Ces riches tentures, mets et boissons représentent bien sûr toutes les nourritures terrestres dont nous devons faire un sage usage, c’est-à-dire modéré afin de focaliser tout notre intérêt sur les nourritures spirituelles. Par cette tempérance en toute chose qu’enseigne H’aHOu YaH nous pourrons prétendre alors nous réconcilier avec la divinité.

Ce que nous devons transcender,

Vis-à-vis de nous-mêmes,

Nous sommes invités à assumer la place que nous occupons en sachant concrétiser ce que nous portons en nous-mêmes. Nos œuvres témoignant alors de manière tangible ce que nous pouvons faire et ce que nous ne pouvons pas faire. En d’autres termes, nous sommes incités à ne pas rester passifs et inactifs, car c’est uniquement en faisant quelque chose que nous pourrons connaître véritablement ce dont nous sommes capables et nous assumer pleinement.

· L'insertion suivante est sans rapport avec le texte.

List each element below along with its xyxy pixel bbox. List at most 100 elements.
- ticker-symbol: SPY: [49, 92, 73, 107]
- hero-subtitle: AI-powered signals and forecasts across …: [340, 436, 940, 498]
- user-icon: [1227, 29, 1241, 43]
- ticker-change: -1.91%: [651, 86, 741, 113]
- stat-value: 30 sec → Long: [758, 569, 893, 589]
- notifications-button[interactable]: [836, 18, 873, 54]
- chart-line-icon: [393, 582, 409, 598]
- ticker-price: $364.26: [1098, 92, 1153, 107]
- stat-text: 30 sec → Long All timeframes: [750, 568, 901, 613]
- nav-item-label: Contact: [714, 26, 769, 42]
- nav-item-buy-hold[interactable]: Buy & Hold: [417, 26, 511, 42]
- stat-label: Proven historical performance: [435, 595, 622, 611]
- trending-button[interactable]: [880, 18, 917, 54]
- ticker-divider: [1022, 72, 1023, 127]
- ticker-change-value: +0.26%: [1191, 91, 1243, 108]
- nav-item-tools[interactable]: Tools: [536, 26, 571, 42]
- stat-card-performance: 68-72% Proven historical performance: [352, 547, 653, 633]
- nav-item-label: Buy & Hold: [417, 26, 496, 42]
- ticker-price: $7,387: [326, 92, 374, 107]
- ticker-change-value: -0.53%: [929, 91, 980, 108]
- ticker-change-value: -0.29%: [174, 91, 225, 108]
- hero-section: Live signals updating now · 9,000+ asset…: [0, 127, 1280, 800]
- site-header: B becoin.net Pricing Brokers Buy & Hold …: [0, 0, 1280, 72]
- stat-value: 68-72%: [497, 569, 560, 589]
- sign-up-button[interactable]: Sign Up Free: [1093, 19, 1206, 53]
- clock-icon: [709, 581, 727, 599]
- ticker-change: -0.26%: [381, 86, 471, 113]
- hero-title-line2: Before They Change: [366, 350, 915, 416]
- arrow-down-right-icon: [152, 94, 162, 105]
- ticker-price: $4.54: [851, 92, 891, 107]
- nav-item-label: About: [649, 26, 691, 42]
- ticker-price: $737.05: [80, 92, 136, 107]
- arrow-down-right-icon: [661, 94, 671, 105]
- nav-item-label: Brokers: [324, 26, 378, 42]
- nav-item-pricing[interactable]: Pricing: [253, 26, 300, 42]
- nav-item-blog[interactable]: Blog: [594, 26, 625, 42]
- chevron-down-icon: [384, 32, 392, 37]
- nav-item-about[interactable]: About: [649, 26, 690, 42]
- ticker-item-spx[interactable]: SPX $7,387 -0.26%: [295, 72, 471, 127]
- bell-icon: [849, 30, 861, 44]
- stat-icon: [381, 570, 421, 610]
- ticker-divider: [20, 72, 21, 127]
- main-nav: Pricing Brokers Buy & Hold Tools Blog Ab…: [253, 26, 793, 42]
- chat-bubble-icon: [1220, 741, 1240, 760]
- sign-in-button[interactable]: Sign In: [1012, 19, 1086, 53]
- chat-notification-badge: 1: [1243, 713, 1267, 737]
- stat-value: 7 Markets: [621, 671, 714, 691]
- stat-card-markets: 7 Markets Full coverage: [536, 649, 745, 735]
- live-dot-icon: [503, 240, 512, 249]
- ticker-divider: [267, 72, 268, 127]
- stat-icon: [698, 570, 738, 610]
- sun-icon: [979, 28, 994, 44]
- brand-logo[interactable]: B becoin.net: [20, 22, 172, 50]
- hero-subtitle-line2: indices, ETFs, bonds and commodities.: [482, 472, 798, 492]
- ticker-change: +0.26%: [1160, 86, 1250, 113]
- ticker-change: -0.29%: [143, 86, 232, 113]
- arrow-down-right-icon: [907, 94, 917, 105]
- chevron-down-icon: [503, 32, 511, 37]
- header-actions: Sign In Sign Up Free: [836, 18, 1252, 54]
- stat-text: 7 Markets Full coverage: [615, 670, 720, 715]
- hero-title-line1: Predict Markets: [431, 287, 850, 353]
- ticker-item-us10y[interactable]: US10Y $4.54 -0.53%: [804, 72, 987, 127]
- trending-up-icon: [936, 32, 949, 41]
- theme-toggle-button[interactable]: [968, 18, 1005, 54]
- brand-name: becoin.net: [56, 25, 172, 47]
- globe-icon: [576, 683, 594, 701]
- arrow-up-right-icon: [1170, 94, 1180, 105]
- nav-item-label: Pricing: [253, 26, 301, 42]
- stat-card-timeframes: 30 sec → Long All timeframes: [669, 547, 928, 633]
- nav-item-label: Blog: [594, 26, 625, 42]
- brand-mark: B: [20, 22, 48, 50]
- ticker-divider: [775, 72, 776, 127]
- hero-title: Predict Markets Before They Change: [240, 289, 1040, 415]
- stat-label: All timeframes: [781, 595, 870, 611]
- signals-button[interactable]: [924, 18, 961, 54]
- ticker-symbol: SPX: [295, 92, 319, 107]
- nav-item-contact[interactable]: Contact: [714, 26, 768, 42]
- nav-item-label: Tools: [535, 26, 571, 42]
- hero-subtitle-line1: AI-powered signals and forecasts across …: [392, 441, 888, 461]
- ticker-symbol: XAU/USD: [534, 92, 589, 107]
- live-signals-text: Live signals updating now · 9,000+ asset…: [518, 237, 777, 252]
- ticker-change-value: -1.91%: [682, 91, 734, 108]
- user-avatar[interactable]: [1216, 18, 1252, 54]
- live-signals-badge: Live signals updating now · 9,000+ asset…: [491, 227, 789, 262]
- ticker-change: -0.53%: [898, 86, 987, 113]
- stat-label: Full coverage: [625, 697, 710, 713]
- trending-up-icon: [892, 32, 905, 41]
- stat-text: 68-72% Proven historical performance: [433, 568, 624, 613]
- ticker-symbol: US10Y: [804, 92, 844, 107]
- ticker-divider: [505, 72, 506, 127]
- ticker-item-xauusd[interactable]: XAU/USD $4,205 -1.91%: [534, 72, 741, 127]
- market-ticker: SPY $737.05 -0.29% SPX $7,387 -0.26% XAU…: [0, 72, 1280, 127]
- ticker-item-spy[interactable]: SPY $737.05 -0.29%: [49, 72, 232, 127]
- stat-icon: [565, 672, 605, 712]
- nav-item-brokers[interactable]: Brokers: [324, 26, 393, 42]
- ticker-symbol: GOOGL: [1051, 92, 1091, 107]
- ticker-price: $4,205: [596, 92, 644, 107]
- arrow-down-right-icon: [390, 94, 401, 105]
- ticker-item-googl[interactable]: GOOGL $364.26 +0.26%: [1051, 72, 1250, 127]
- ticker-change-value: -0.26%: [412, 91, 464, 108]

Par ailleurs, nous devons proscrire toute tendance à  nous déconnecter de la réalité, nous renfermant dans des illusions qui risquent de nous maintenir dans un état de stérilité mortifère. Au contraire, nous serons amenés à nous en affranchir pleinement pour accéder aux forces fécondes présentes au plus profond de nous-mêmes.

Dans notre relation,

Nous sommes conduits à assumer nos limites dans notre rapport à autrui en accomplissant avec lui une œuvre concrète, effective et tangible par laquelle chacun est en mesure de révéler ses capacités, mais aussi ses manques et ses inaptitudes, ses limites.

En ce sens, nous sommes amenés  également à ressentir chez l’autre les éléments avec lesquels nous pourrons  être pleinement productifs, compte tenu de nos capacités et de nos limites, les utilisant dés lors avec profit pour concrétiser quelque chose de précis.

Spirituellement,

Nous sommes invités à accepter pleinement la condition existentielle dans laquelle la vie nous a  établis en concrétisant, en rendant tangible dans le cadre de nos limitations les réalités profondes de notre Être auxquelles nous nous sommes ouverts.

Nous devons lutter contre notre incapacité à assumer notre condition en ne faisant pas fructifier pleinement la puissance féconde que la vie nous à insufflée et à laquelle nous nous sommes ouverts en l’accueillant en nous-mêmes comme un germe à faire fructifier.

La Fluorite Bleue est la pierre de l’Ange Trône   H’aHOu YaH.

Fluorite Bleue

En savoir plus sur la Fluorite Bleue.

PRIERE AU TRÔNE H’aHOu YaH

Divin H’aHOu YaH ,

qui louez Celui qui est bon par Lui-même,

j’aspire à votre lumière.

Que votre œil se pose sur moi,

et qu’il éveille en mon être

la vertu de tempérance.

Apprenez-moi ainsi à pratiquer

la modération et la mesure en toute chose,

me permettant de développer une continence

et une modestie,

n’exigeant rien au-delà de ce qui m’a été prescrit.

O puissant H’aHOu YaH ,

céleste dispensateur de l’illumination

qui portez la révélation aux tout-petits,

faites que je sache désormais, face aux épreuves,

manifester un esprit accommodant et docile,

plein de bon sens et de clémence.

Gardez-moi cependant de me laisser porter

par des états d’âme instables

sans réussir à prendre la situation en main

et à la surmonter réellement.

Enseignez-moi enfin,

ô H’aHOu YaH , ma force,

à mieux connaître mes limites.

J’établirai alors dans votre sublime lumière

de justes relations avec moi-même

et je pourrai ainsi accéder à une véritable sérénité.